Data Mining Approach for Developing Various Models Based on Types of Attack and Feature Selection as Intrusion Detection Systems (IDS)

Information security is one of the important issues to protect data or information from unauthorized access. Classification techniques play very important role in information security to classify data as legitimate or normal data. Nowadays, network traffic includes large amount of irrelevant information that increases complexity of classifier and affect the classification result, so we need to develop robust model that can classify the data with high accuracy.

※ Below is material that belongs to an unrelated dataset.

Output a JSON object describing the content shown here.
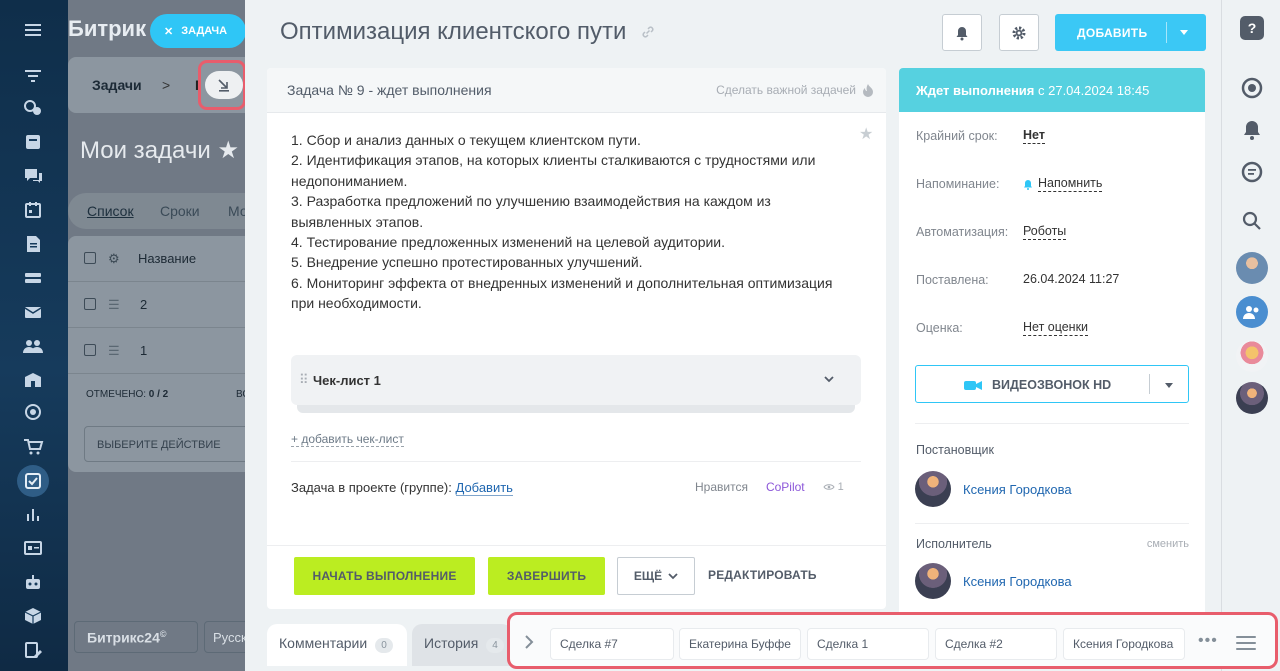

In this paper, various types of classification techniques are applied on NSL-KDD data with Tenfold cross-validation technique in two different viewpoints. First, the classification techniques are applied for two class problem as binary classification (normal and attack), and second, it is applied for five class problem as multiclass classification. Empirical result shows that random forest technique outperforms in case of two class problem as well as five class problem on NSL-KDD data set. Due to large amount of redundant data, we have also applied feature selection techniques on random forest tree model which is best model as binary classifier as well as multiclass classifier. Model produces highest accuracy with 15 features in case of binary classification. Performance of the various models are also evaluated using other performance measures like true-positive rate (TPR), false-positive rate (FPR), precision, F-measure and receiver operating characteristic (ROC) curve and the results are found to be satisfactory.